Of the 155 patients who were enrolled, 154 patients received at least one dose of the study drug, either obinutuzumab or glofitamab. At a median follow-up of about 12.5 months, 39% of the patients had a complete response. Results were consistent among the 52 patients who previously received CAR T-cell therapy. The median time to a complete response was 42 days. Of the participants, 78% had ongoing responses at 12 months. The 12-month progression-free survival was 37%. Discontinuation of glofitamab due to adverse events was relatively uncommon and only occurred in 9% of patients. The most common adverse event was CRS. Most of the CRS was grade 1/2. Only 4% of patients experienced grade 3/4 CRS, and 3% of patients experienced neurologic toxicity.² 

Diane Lee

We can think of these bispecific antibodies almost as an off-the-shelf CAR T product. I think that brings up an important topic for our patients. Do we use CAR T-cell therapy or bispecifics if they're both available? 

Ashley Ames

I think that's a really good question and that's definitely something that we take into consideration when we collaborate with our attending physician colleagues. 
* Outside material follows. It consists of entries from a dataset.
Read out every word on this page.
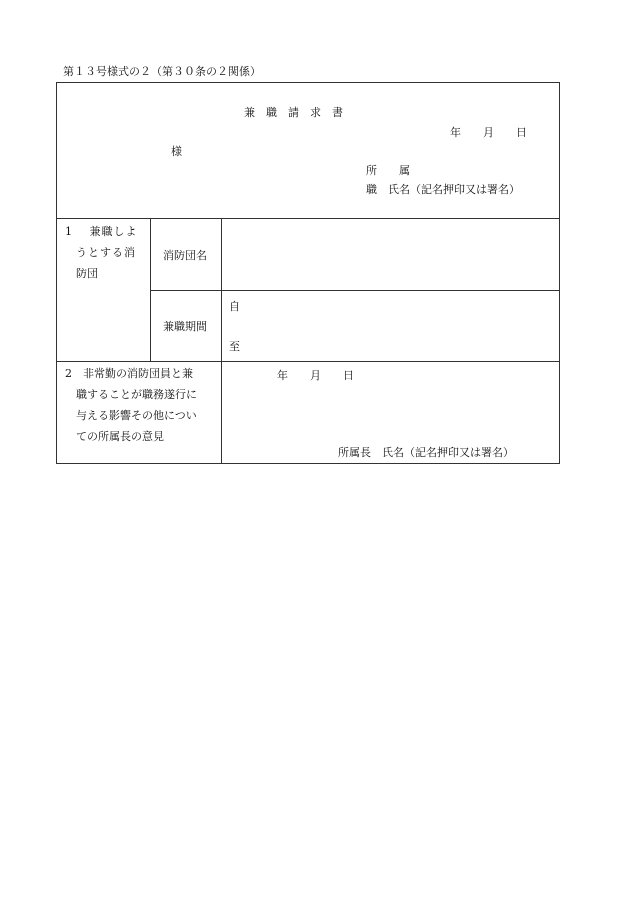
第１３号様式の２（第３０条の２関係）
兼　職　請　求　書
年　　月　　日
様
所　　属
職　氏名（記名押印又は署名）
1　 兼職しよ
うとする消
防団
消防団名
兼職期間
自
至
2　非常勤の消防団員と兼
職することが職務遂行に
与える影響その他につい
ての所属長の意見
年　　月　　日
所属長　氏名（記名押印又は署名）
Unfortunately, we know with CAR T-cell therapy, there are sometimes barriers to care. These include barriers to access of CAR T-cell therapy. Oncology centers administering cellular therapy must have certain credentials. Patients receiving care in rural sites may not have easy access to those institutions that administer cellular therapy. 

Diane Lee

One of the other barriers to CAR T-cell therapy is that the production of the actual CAR T-cell product can take several weeks. As we use bridging therapy while we wait, many of these patients with DLBCL have aggressive disease and many are often, at this point, chemo-refractory. So, if there is a race to treat, bispecifics seem to be an appealing treatment option. 

Ashley Ames

This is a really exciting new class of medication and I'm excited for the benefits that this novel drug class can offer to our patients with relapsed/refractory disease.  

Diane Lee

I am too, Ashley. I look forward to seeing how we can improve patient treatments and outcomes with bispecifics.